I gave Connie the body receipt for Diggery, took the outstanding FTA paperwork from my messenger bag, and read through the file. Eugene Winkle. Armed robbery and assault with a deadly weapon. Nineteen years old. Two priors. His address was on the fourth block of Stark Street. Not a good address. His mug shot wasn’t good, either. He looked like an enraged bull. Smushed-in nose. Small, crazy, angry eyes. Thick lips parted enough to catch a glimpse of stainless steel caps. Undoubtedly could easily open a beer bottle with his teeth.
Lula was looking over my shoulder.
“Whoa!” Lula said. “That don’t look human. What is that?”
“Eugene Winkle,” I said. “He’s FTA.”
“And he’s gonna stay that way,” Lula said. “I’d rather face Diggery’s snake.”
“I was with Vinnie when he bonded him out,” Connie said. “The picture doesn’t do him justice. He’s actually a lot uglier. He’s about six foot five and weighs around four hundred pounds. Good news is that he probably can’t run very fast.

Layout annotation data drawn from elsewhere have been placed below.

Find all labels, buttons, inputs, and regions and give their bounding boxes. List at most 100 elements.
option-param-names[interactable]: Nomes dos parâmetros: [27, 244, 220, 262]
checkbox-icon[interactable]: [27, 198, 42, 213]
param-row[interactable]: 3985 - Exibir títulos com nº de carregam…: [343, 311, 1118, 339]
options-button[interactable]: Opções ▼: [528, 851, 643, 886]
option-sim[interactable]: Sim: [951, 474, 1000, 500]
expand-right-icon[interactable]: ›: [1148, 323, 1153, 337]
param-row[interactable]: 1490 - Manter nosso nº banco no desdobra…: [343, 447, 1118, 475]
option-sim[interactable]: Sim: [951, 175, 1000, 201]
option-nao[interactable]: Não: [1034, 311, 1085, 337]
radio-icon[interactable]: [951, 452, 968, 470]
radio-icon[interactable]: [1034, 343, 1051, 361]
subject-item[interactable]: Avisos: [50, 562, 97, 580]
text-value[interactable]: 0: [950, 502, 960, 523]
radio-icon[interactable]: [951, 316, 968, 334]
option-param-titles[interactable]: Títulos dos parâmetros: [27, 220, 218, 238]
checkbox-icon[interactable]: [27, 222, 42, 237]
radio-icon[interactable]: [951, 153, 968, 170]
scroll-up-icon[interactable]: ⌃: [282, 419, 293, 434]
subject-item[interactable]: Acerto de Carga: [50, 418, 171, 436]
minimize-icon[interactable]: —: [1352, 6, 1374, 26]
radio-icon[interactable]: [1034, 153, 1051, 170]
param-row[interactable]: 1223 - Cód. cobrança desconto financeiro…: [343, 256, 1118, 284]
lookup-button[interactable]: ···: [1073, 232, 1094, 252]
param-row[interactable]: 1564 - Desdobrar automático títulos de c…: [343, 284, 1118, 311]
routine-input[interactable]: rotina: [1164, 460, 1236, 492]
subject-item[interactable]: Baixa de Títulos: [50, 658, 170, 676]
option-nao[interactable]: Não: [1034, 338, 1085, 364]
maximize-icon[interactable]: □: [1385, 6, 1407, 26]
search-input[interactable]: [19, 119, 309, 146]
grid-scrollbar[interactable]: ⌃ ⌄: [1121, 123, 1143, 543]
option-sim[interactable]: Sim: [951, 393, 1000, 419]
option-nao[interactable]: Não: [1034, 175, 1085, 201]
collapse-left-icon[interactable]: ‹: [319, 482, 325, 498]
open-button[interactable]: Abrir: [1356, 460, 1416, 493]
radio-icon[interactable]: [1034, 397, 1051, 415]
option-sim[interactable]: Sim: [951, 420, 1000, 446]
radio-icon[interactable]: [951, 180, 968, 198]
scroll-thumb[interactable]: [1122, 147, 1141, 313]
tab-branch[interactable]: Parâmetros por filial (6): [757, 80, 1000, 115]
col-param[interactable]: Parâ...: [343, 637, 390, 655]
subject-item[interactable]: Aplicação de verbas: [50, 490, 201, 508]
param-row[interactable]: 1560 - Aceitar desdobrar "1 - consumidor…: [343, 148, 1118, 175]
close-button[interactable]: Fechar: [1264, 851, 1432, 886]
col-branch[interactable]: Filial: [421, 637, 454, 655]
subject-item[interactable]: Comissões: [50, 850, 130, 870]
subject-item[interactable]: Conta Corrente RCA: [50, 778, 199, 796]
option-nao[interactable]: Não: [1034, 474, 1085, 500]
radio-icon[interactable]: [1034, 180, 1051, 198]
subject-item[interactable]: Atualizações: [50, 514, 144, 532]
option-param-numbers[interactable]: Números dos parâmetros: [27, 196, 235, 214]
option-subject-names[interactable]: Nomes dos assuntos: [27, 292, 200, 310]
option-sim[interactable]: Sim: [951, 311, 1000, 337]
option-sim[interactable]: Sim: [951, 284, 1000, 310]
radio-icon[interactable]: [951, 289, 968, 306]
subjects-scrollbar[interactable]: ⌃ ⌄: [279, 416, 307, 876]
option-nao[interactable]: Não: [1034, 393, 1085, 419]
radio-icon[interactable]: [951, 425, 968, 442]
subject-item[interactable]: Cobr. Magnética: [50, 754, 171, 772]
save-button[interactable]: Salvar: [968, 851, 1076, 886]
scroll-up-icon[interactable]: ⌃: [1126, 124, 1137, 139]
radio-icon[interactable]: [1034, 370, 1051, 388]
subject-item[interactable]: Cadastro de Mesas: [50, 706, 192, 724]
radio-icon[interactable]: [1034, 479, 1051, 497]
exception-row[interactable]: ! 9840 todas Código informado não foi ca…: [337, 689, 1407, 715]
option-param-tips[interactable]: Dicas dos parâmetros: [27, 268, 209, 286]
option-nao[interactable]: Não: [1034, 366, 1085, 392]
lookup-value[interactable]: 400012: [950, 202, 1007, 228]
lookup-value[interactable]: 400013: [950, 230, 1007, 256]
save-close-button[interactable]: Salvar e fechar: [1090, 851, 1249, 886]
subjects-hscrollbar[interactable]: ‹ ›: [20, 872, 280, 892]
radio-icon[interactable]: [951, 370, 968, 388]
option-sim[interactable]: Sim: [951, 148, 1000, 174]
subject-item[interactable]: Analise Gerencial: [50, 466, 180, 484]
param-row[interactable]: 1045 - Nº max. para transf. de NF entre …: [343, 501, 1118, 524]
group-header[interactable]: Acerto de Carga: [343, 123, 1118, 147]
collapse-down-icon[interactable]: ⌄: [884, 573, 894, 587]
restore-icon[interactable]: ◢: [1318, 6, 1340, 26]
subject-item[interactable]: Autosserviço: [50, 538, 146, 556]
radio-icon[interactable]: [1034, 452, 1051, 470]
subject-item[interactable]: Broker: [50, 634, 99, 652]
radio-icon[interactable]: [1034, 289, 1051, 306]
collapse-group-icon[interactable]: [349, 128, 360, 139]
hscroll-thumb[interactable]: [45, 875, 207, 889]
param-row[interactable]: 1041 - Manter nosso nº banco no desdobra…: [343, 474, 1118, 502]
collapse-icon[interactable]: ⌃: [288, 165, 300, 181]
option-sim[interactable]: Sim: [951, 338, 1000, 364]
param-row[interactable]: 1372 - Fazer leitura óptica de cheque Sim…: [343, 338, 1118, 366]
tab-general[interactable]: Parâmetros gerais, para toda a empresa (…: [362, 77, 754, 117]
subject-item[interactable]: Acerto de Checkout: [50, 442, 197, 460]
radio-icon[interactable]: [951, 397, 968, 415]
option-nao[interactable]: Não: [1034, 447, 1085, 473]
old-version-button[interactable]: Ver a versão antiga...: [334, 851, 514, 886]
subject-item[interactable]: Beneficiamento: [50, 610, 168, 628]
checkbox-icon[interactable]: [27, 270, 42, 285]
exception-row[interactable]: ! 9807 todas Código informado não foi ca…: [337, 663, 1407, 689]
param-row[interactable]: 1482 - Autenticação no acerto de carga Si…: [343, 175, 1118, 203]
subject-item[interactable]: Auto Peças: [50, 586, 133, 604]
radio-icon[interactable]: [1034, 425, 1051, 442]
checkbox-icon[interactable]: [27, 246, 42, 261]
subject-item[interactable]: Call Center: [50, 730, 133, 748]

Bad news is . . . well, you can see the bad news.”
“Maybe he’s a nice person under all that ugly,” Lula said. “He could be misunderstood. I bet he was bullied when he was a kid. They probably called him Winkie.”
“He robbed his grandmother, shot her neighbor in the foot, and ran over the family dog,” Connie said.
“That’s terrible,” Lula said. “What kind of person runs over a dog? I hope that dog is okay.”
“I think it lost part of its tail,” Connie said. “The grandmother put up Eugene’s bond. She said he was too mean to be in jail. She said if she could find him she was going to set the dog loose on him.”
“What kind of dog is it?” Lula asked.
“Chihuahua,” Connie said.
“Hunh,” Lula said. “Must be a vicious little bugger.”
I looked at my watch. Damn. Too early to quit work and start drinking.
“Vinnie isn’t back yet,” Connie said, “so I suppose I’m going to have to go into town to bond out Diggery. Someone’s going to have to babysit the office until I get back.”